A upa navideño



Nos levantamos. Yo parecía emerger del sueño de los cien años, no sé si por qué ayer estuve con García Márquez y su soledad, o qué. Llevé ese enorme libro para todos lados, se ajustó tan bien a mi bolsita extra cartera (llena de libretas, lapiceras, cosméticos, alcoholitos en gel de distintos gustos y más libros de menor tamaño). Camino con dolor muscular en lugares que descubro porque se hacen sentir, nada estridente, solo ese sentido agazapado, acechante, que no sabés en qué se va a convertir. Primer hecho extraordinario de este 24 de diciembre: Isabella está barriendo. Cuando finalmente llego a la cocina (y mi departamento es muy chico), ya terminó de barrer y la veo ordenar diligentemente como una señora grande, presta, seria, enfocada en su labor. Se ató el pelo en una colita mínima para que no le molestara con mucha destreza. Me mira y pregunta:
Mamá podemos dejar galletas para Santa?
Para Santa? Repito, porque es lo único que puedo hacer, luego de ver a la más pequeña de la casa ordenando en lo que llegué a concluir era la escena para Santa. Papá Noel, acota Allegra.
Sí, sí, digo, dando a entender que no estoy tan afuera de todo este asunto de la Navidad y que funciona en mí la equivalencia Santa Claus-Papá Noel.

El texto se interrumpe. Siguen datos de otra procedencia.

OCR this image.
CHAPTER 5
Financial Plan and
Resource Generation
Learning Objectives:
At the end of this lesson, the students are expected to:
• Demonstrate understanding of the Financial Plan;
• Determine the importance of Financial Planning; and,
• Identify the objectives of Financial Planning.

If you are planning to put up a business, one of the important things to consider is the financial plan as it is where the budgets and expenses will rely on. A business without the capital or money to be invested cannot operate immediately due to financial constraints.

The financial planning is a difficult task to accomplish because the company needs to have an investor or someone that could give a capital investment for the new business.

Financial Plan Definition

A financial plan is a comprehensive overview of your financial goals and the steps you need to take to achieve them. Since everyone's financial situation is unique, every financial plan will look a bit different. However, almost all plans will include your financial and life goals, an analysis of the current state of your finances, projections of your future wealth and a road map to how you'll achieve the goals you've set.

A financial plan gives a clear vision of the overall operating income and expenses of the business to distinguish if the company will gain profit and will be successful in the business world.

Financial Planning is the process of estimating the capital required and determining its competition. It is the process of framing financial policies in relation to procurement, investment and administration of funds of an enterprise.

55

De todas maneras, mi repetición asombrada de este personaje en su versión norteña tenía su búsqueda. Fue Allegra quien anticipando cada movida de la conversación, me aclara: lo que pasa es Isa estuvo mucho tiempo con Savia y viste que la mamá es norteamericana y habla inglés, por eso le dice Santa. Se contagió de Savia.
Ah.
¿Podemos ponerles galletas a Papá Noel?, pregunta de nuevo Isa.
Me imagino una casa totalmente distinta de la que tenemos, con una temperatura opuesta, en el frío polar, con nieve afuera, tejidos de lana con dibujos por todos lados, alfombras peludas, luces excesivas en actitud titilante, chocolate caliente a mano, leche tibia en una botella de vidrio y galletas horneadas con formitas por una madre que gusta de seguir los consejos navideños de Martha Stuart.
Allegra vuelve a intervenir mientras yo construyo estos ambientes imaginarios. Isa, las galletas son para los Reyes Magos!
Y qué? No podemos dejarle a Papá Noel?
Ahora me miran a mí, las dos, expectantes.
Debo decidir si Papá Noel recibe galletas.
Bueno, digo, le podemos dejar.
Entonces Isa dictamina, Hay que comprar porque nos comimos las pachafaz y quedan sólo ópera. Allegra corrige a su hermana mientras habla y luego agrega, Y las ópera son ricas... pero ¿viste que se ponen medio feas cuando pasa un tiempo?
Están feas?, inquiero.
No, no, pero ya no están tan ricas.
No creo que Papá Noel se dé cuenta con todo lo que tiene que hacer, ir de casa en casa, acarreando bolsas, con este calor, le dejamos unas ópera y listo. 
Se ríen.
Es un regalo verlas reír. Y en este punto no hay nada comparable, el sonido de la risa de mis hijas es una capa mágica, es como si me tomaran duendes del amor y me infundieran felicidad. Es Navidad pura, como si la sangre se me volviera de luz, o de caramelo a rayitas rojo y blanco, como si prendieran fuegos artificiales en mi cabeza y el mundo, su atrocidad cruel, no existiera.
Me siento a tomar mate, quiero escribir todo lo que me dijeron. Claro que no pude, no puedo, ni siquiera ahora. Antes Allegra me sonrió preguntándome: Upa navideño? Cómo negarme. Se sumó Isa. Una pierna para cada una.
Nunca podría escribir todo lo que dicen. Sus ocurrencias y enlaces son una fuente inagotable de originalidad. Por primera vez dicen y atraviesan ciertos momentos. Las veo crecer. Isa está tirada encima mío leyendo. Ahora. Me pregunta el significado de una palabra. Son todas tan nuevas en esa lectura.
Me gusta que todavía me pidan upa. Y que Allegra lo bautice: navideño.
(Varios hechos extraordinarios de esta Navidad tuvieron lugar apenas me levanté, quizás las estirpes condenadas tengan, después de todo, una segunda oportunidad sobre la faz de la tierra.)